The welfare dimension strengthens the case. A statutory levy would provide a guaranteed funding floor for welfare programmes like the Greyhound Retirement Scheme and the Injury Recovery Scheme. Under the current voluntary model, these programmes are funded partly through BGRF distributions and partly through GBGB levies on the sport’s participants. A compulsory bookmaker contribution would increase the total pool available for welfare, reducing the burden on trainers and owners and allowing the GBGB to expand its welfare initiatives with confidence that the funding will be there year after year.

The counterargument, advanced by some bookmakers, is that greyhound racing already receives fair value through the BAGS contracts that pay tracks for providing racing content, and that a statutory levy would impose an additional cost on an industry that is itself under regulatory and financial pressure. The gambling sector’s willingness to resist a statutory levy has been, to date, sufficient to prevent legislation — but the political landscape is shifting, and the industry’s argument grows harder to sustain as the comparison with horse racing becomes more widely understood.

Parliamentary Petition and Political Momentum

The GBGB formalised its campaign for a statutory levy through a petition on the UK Parliament website, calling on the government to introduce a compulsory bookmaker contribution to greyhound racing. The petition gathered 4,753 signatures — a meaningful expression of support but short of the 10,000-signature threshold that triggers a formal government response, and well below the 100,000 signatures required for a parliamentary debate.

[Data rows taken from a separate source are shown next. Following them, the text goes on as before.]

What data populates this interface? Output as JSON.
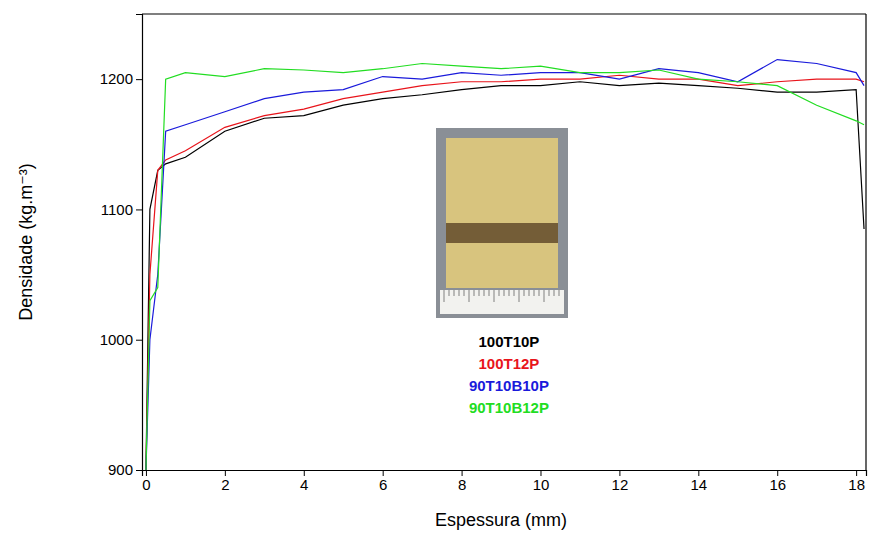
{
  "chart_data": {
    "type": "line",
    "x_label": "Espessura (mm)",
    "y_label": "Densidade (kg.m⁻³)",
    "x": [
      0,
      0.1,
      0.3,
      0.5,
      1,
      2,
      3,
      4,
      5,
      6,
      7,
      8,
      9,
      10,
      11,
      12,
      13,
      14,
      15,
      16,
      17,
      18,
      18.2
    ],
    "series": [
      {
        "name": "100T10P",
        "color": "#000000",
        "values": [
          900,
          1100,
          1130,
          1135,
          1140,
          1160,
          1170,
          1172,
          1180,
          1185,
          1188,
          1192,
          1195,
          1195,
          1198,
          1195,
          1197,
          1195,
          1193,
          1190,
          1190,
          1192,
          1085
        ]
      },
      {
        "name": "100T12P",
        "color": "#e8141b",
        "values": [
          900,
          1050,
          1130,
          1138,
          1145,
          1163,
          1172,
          1177,
          1185,
          1190,
          1195,
          1198,
          1198,
          1200,
          1200,
          1203,
          1200,
          1200,
          1195,
          1198,
          1200,
          1200,
          1198
        ]
      },
      {
        "name": "90T10B10P",
        "color": "#1a1adb",
        "values": [
          900,
          1000,
          1050,
          1160,
          1165,
          1175,
          1185,
          1190,
          1192,
          1202,
          1200,
          1205,
          1203,
          1205,
          1205,
          1200,
          1208,
          1205,
          1198,
          1215,
          1212,
          1205,
          1195
        ]
      },
      {
        "name": "90T10B12P",
        "color": "#22dd22",
        "values": [
          900,
          1030,
          1040,
          1200,
          1205,
          1202,
          1208,
          1207,
          1205,
          1208,
          1212,
          1210,
          1208,
          1210,
          1205,
          1205,
          1207,
          1200,
          1198,
          1195,
          1180,
          1168,
          1165
        ]
      }
    ],
    "xlim": [
      -0.1,
      18.25
    ],
    "ylim": [
      900,
      1250
    ],
    "xticks": [
      0,
      2,
      4,
      6,
      8,
      10,
      12,
      14,
      16,
      18
    ],
    "yticks": [
      900,
      1000,
      1100,
      1200
    ],
    "grid": false,
    "legend": "center"
  }
}
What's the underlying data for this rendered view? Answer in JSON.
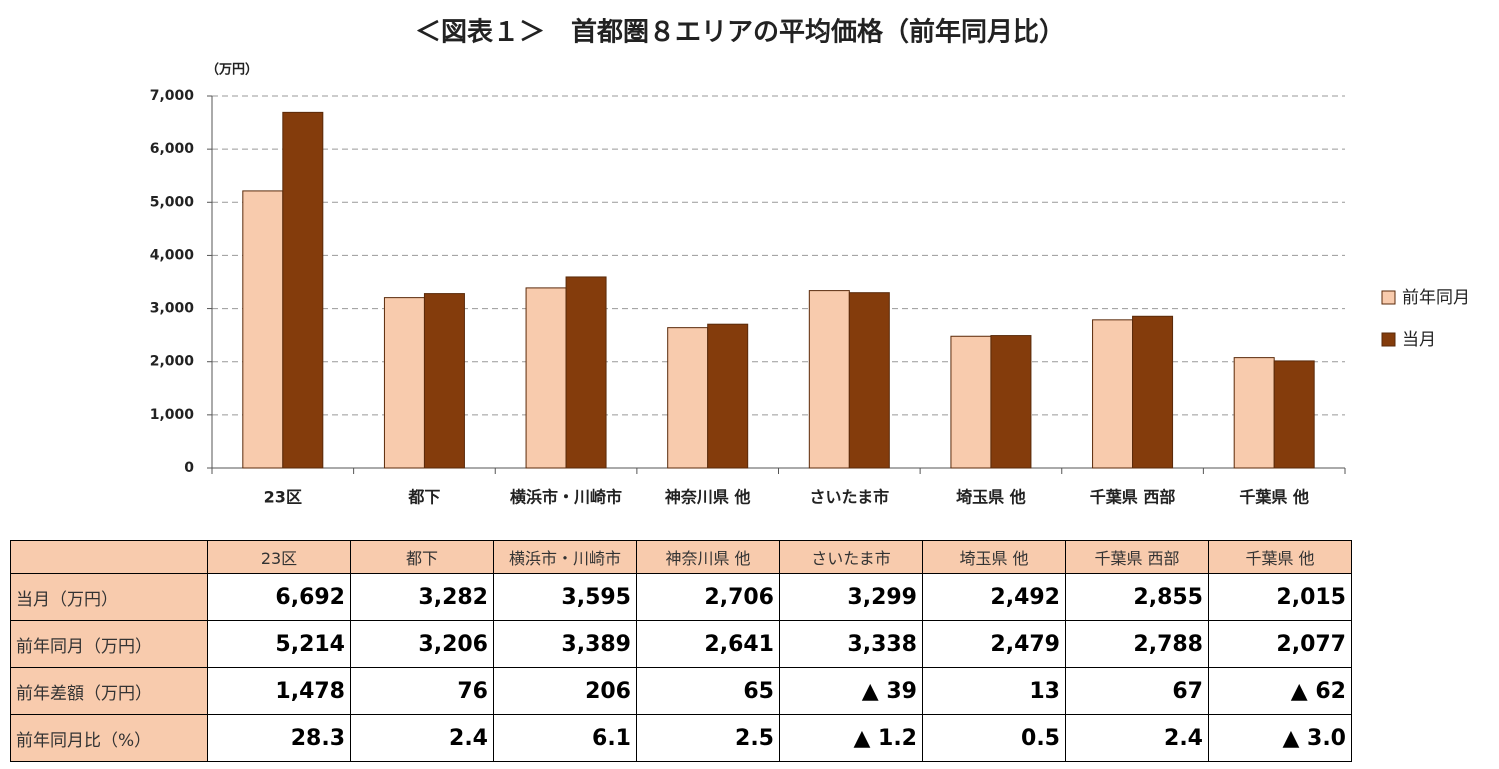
{
  "chart_data": {
    "type": "bar",
    "title": "＜図表１＞　首都圏８エリアの平均価格（前年同月比）",
    "y_label": "（万円）",
    "categories": [
      "23区",
      "都下",
      "横浜市・川崎市",
      "神奈川県 他",
      "さいたま市",
      "埼玉県 他",
      "千葉県 西部",
      "千葉県 他"
    ],
    "series": [
      {
        "name": "前年同月",
        "color": "#f8cbad",
        "values": [
          5214,
          3206,
          3389,
          2641,
          3338,
          2479,
          2788,
          2077
        ]
      },
      {
        "name": "当月",
        "color": "#843c0c",
        "values": [
          6692,
          3282,
          3595,
          2706,
          3299,
          2492,
          2855,
          2015
        ]
      }
    ],
    "ylim": [
      0,
      7000
    ],
    "yticks": [
      0,
      {
        "value": 1000,
        "label": "1,000"
      },
      {
        "value": 2000,
        "label": "2,000"
      },
      {
        "value": 3000,
        "label": "3,000"
      },
      {
        "value": 4000,
        "label": "4,000"
      },
      {
        "value": 5000,
        "label": "5,000"
      },
      {
        "value": 6000,
        "label": "6,000"
      },
      {
        "value": 7000,
        "label": "7,000"
      }
    ],
    "grid": true,
    "legend": "right"
  },
  "table": {
    "rows": [
      {
        "label": "当月（万円）",
        "cells": [
          "6,692",
          "3,282",
          "3,595",
          "2,706",
          "3,299",
          "2,492",
          "2,855",
          "2,015"
        ]
      },
      {
        "label": "前年同月（万円）",
        "cells": [
          "5,214",
          "3,206",
          "3,389",
          "2,641",
          "3,338",
          "2,479",
          "2,788",
          "2,077"
        ]
      },
      {
        "label": "前年差額（万円）",
        "cells": [
          "1,478",
          "76",
          "206",
          "65",
          "▲ 39",
          "13",
          "67",
          "▲ 62"
        ]
      },
      {
        "label": "前年同月比（%）",
        "cells": [
          "28.3",
          "2.4",
          "6.1",
          "2.5",
          "▲ 1.2",
          "0.5",
          "2.4",
          "▲ 3.0"
        ]
      }
    ]
  }
}
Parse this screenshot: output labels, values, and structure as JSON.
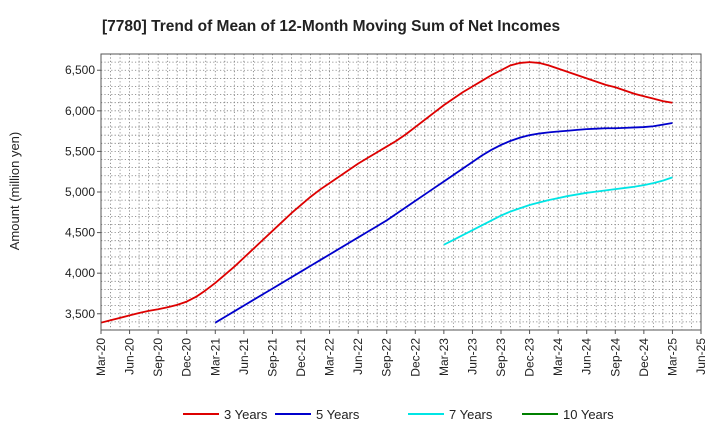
{
  "chart_data": {
    "type": "line",
    "title": "[7780]  Trend of Mean of 12-Month Moving Sum of Net Incomes",
    "xlabel": "",
    "ylabel": "Amount (million yen)",
    "ylim": [
      3300,
      6700
    ],
    "yticks": [
      3500,
      4000,
      4500,
      5000,
      5500,
      6000,
      6500
    ],
    "ytick_labels": [
      "3,500",
      "4,000",
      "4,500",
      "5,000",
      "5,500",
      "6,000",
      "6,500"
    ],
    "xticks": [
      "Mar-20",
      "Jun-20",
      "Sep-20",
      "Dec-20",
      "Mar-21",
      "Jun-21",
      "Sep-21",
      "Dec-21",
      "Mar-22",
      "Jun-22",
      "Sep-22",
      "Dec-22",
      "Mar-23",
      "Jun-23",
      "Sep-23",
      "Dec-23",
      "Mar-24",
      "Jun-24",
      "Sep-24",
      "Dec-24",
      "Mar-25",
      "Jun-25"
    ],
    "grid": true,
    "legend_position": "bottom",
    "series": [
      {
        "name": "3 Years",
        "color": "#dd0000",
        "points": [
          [
            "Mar-20",
            3390
          ],
          [
            "Apr-20",
            3420
          ],
          [
            "May-20",
            3450
          ],
          [
            "Jun-20",
            3480
          ],
          [
            "Jul-20",
            3510
          ],
          [
            "Aug-20",
            3535
          ],
          [
            "Sep-20",
            3555
          ],
          [
            "Oct-20",
            3580
          ],
          [
            "Nov-20",
            3610
          ],
          [
            "Dec-20",
            3650
          ],
          [
            "Jan-21",
            3710
          ],
          [
            "Feb-21",
            3790
          ],
          [
            "Mar-21",
            3880
          ],
          [
            "Apr-21",
            3980
          ],
          [
            "May-21",
            4080
          ],
          [
            "Jun-21",
            4190
          ],
          [
            "Jul-21",
            4300
          ],
          [
            "Aug-21",
            4410
          ],
          [
            "Sep-21",
            4520
          ],
          [
            "Oct-21",
            4630
          ],
          [
            "Nov-21",
            4740
          ],
          [
            "Dec-21",
            4840
          ],
          [
            "Jan-22",
            4940
          ],
          [
            "Feb-22",
            5030
          ],
          [
            "Mar-22",
            5110
          ],
          [
            "Apr-22",
            5190
          ],
          [
            "May-22",
            5270
          ],
          [
            "Jun-22",
            5350
          ],
          [
            "Jul-22",
            5420
          ],
          [
            "Aug-22",
            5490
          ],
          [
            "Sep-22",
            5560
          ],
          [
            "Oct-22",
            5630
          ],
          [
            "Nov-22",
            5710
          ],
          [
            "Dec-22",
            5800
          ],
          [
            "Jan-23",
            5890
          ],
          [
            "Feb-23",
            5980
          ],
          [
            "Mar-23",
            6070
          ],
          [
            "Apr-23",
            6150
          ],
          [
            "May-23",
            6230
          ],
          [
            "Jun-23",
            6300
          ],
          [
            "Jul-23",
            6370
          ],
          [
            "Aug-23",
            6440
          ],
          [
            "Sep-23",
            6500
          ],
          [
            "Oct-23",
            6560
          ],
          [
            "Nov-23",
            6590
          ],
          [
            "Dec-23",
            6600
          ],
          [
            "Jan-24",
            6590
          ],
          [
            "Feb-24",
            6560
          ],
          [
            "Mar-24",
            6520
          ],
          [
            "Apr-24",
            6480
          ],
          [
            "May-24",
            6440
          ],
          [
            "Jun-24",
            6400
          ],
          [
            "Jul-24",
            6360
          ],
          [
            "Aug-24",
            6320
          ],
          [
            "Sep-24",
            6290
          ],
          [
            "Oct-24",
            6250
          ],
          [
            "Nov-24",
            6210
          ],
          [
            "Dec-24",
            6180
          ],
          [
            "Jan-25",
            6150
          ],
          [
            "Feb-25",
            6120
          ],
          [
            "Mar-25",
            6100
          ]
        ]
      },
      {
        "name": "5 Years",
        "color": "#0000cc",
        "points": [
          [
            "Mar-21",
            3390
          ],
          [
            "Apr-21",
            3460
          ],
          [
            "May-21",
            3530
          ],
          [
            "Jun-21",
            3600
          ],
          [
            "Jul-21",
            3670
          ],
          [
            "Aug-21",
            3740
          ],
          [
            "Sep-21",
            3810
          ],
          [
            "Oct-21",
            3880
          ],
          [
            "Nov-21",
            3950
          ],
          [
            "Dec-21",
            4020
          ],
          [
            "Jan-22",
            4090
          ],
          [
            "Feb-22",
            4160
          ],
          [
            "Mar-22",
            4230
          ],
          [
            "Apr-22",
            4300
          ],
          [
            "May-22",
            4370
          ],
          [
            "Jun-22",
            4440
          ],
          [
            "Jul-22",
            4510
          ],
          [
            "Aug-22",
            4580
          ],
          [
            "Sep-22",
            4650
          ],
          [
            "Oct-22",
            4730
          ],
          [
            "Nov-22",
            4810
          ],
          [
            "Dec-22",
            4890
          ],
          [
            "Jan-23",
            4970
          ],
          [
            "Feb-23",
            5050
          ],
          [
            "Mar-23",
            5130
          ],
          [
            "Apr-23",
            5210
          ],
          [
            "May-23",
            5290
          ],
          [
            "Jun-23",
            5370
          ],
          [
            "Jul-23",
            5450
          ],
          [
            "Aug-23",
            5520
          ],
          [
            "Sep-23",
            5580
          ],
          [
            "Oct-23",
            5630
          ],
          [
            "Nov-23",
            5670
          ],
          [
            "Dec-23",
            5700
          ],
          [
            "Jan-24",
            5720
          ],
          [
            "Feb-24",
            5735
          ],
          [
            "Mar-24",
            5745
          ],
          [
            "Apr-24",
            5755
          ],
          [
            "May-24",
            5765
          ],
          [
            "Jun-24",
            5775
          ],
          [
            "Jul-24",
            5780
          ],
          [
            "Aug-24",
            5785
          ],
          [
            "Sep-24",
            5785
          ],
          [
            "Oct-24",
            5790
          ],
          [
            "Nov-24",
            5795
          ],
          [
            "Dec-24",
            5800
          ],
          [
            "Jan-25",
            5810
          ],
          [
            "Feb-25",
            5830
          ],
          [
            "Mar-25",
            5850
          ]
        ]
      },
      {
        "name": "7 Years",
        "color": "#00e5e5",
        "points": [
          [
            "Mar-23",
            4350
          ],
          [
            "Apr-23",
            4410
          ],
          [
            "May-23",
            4470
          ],
          [
            "Jun-23",
            4530
          ],
          [
            "Jul-23",
            4590
          ],
          [
            "Aug-23",
            4650
          ],
          [
            "Sep-23",
            4710
          ],
          [
            "Oct-23",
            4760
          ],
          [
            "Nov-23",
            4800
          ],
          [
            "Dec-23",
            4840
          ],
          [
            "Jan-24",
            4870
          ],
          [
            "Feb-24",
            4900
          ],
          [
            "Mar-24",
            4925
          ],
          [
            "Apr-24",
            4950
          ],
          [
            "May-24",
            4970
          ],
          [
            "Jun-24",
            4990
          ],
          [
            "Jul-24",
            5005
          ],
          [
            "Aug-24",
            5020
          ],
          [
            "Sep-24",
            5035
          ],
          [
            "Oct-24",
            5050
          ],
          [
            "Nov-24",
            5065
          ],
          [
            "Dec-24",
            5085
          ],
          [
            "Jan-25",
            5110
          ],
          [
            "Feb-25",
            5140
          ],
          [
            "Mar-25",
            5180
          ]
        ]
      },
      {
        "name": "10 Years",
        "color": "#008000",
        "points": []
      }
    ]
  }
}
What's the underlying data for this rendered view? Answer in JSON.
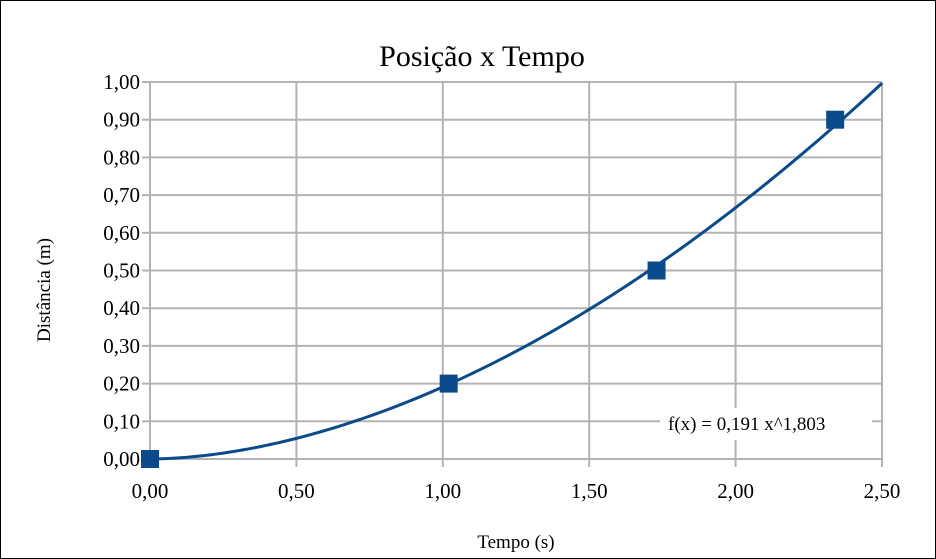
{
  "chart_data": {
    "type": "scatter",
    "title": "Posição x Tempo",
    "xlabel": "Tempo (s)",
    "ylabel": "Distância (m)",
    "xlim": [
      0,
      2.5
    ],
    "ylim": [
      0,
      1
    ],
    "x_ticks": [
      "0,00",
      "0,50",
      "1,00",
      "1,50",
      "2,00",
      "2,50"
    ],
    "y_ticks": [
      "0,00",
      "0,10",
      "0,20",
      "0,30",
      "0,40",
      "0,50",
      "0,60",
      "0,70",
      "0,80",
      "0,90",
      "1,00"
    ],
    "grid": true,
    "series": [
      {
        "x": [
          0.0,
          1.02,
          1.73,
          2.34
        ],
        "y": [
          0.0,
          0.2,
          0.5,
          0.9
        ],
        "marker": "square",
        "color": "#0b4a8b"
      }
    ],
    "trendline": {
      "type": "power",
      "coefficient": 0.191,
      "exponent": 1.803,
      "label": "f(x) = 0,191 x^1,803",
      "color": "#0b4a8b"
    }
  }
}
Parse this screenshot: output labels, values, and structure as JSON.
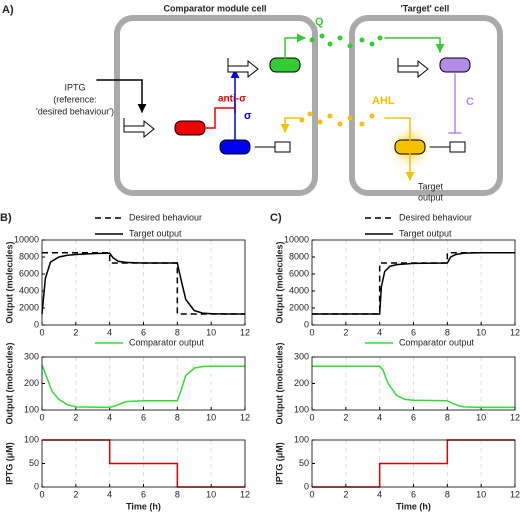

The signature count reflects a practical reality: the petition was promoted primarily within the greyhound racing community, which is passionate but numerically smaller than the audiences reached by campaigns on mainstream consumer issues. The 4,753 signatures represent trainers, owners, stadium employees, regular punters and welfare advocates who understand the funding issue at a granular level, but the petition did not achieve the viral reach that would have pushed it into mainstream political consciousness.

Political momentum for the levy, however, extends beyond the petition. The issue has been raised in parliamentary questions and committee proceedings, and the GBGB maintains an ongoing lobbying effort directed at both government ministers and the Gambling Commission. The broader political context — including the new UK-wide statutory gambling levy and the devolved bans in Wales and Scotland — keeps the greyhound levy question on the parliamentary radar even if it has not yet reached the threshold for legislative action.

The UK Statutory Gambling Levy: A Parallel

The introduction of a UK-wide statutory gambling levy in April 2025 provides both a parallel and a potential pathway for the greyhound levy campaign. The new levy, which collected approximately £110 million in its first year, is a broad-based charge on the gambling industry designed to fund research, prevention and treatment of gambling harm. It applies across all gambling sectors, not just racing, and is administered by the government rather than the industry.

The existence of this levy demonstrates that the political and legal framework for compulsory charges on the gambling industry is now established. The principle that bookmakers can be required by law to contribute to the costs associated with the activities from which they profit has been tested, enacted and survived its first year of operation. For the greyhound levy campaign, this is significant: the argument is no longer about whether compulsory levies on bookmakers are possible, but about whether the case for a greyhound-specific levy is strong enough to merit its own legislation.

For Sheffield and other English tracks, the statutory gambling levy is a reminder that the regulatory environment is evolving rapidly. The gambling industry is facing increasing financial demands from government — harm reduction funding, welfare contributions, regulatory compliance costs — and a greyhound levy would add to that burden. Whether the industry has the capacity and the political acceptance to absorb another compulsory charge is an open question, and its answer will determine whether the greyhound racing community’s most ambitious funding proposal becomes reality or remains an aspiration.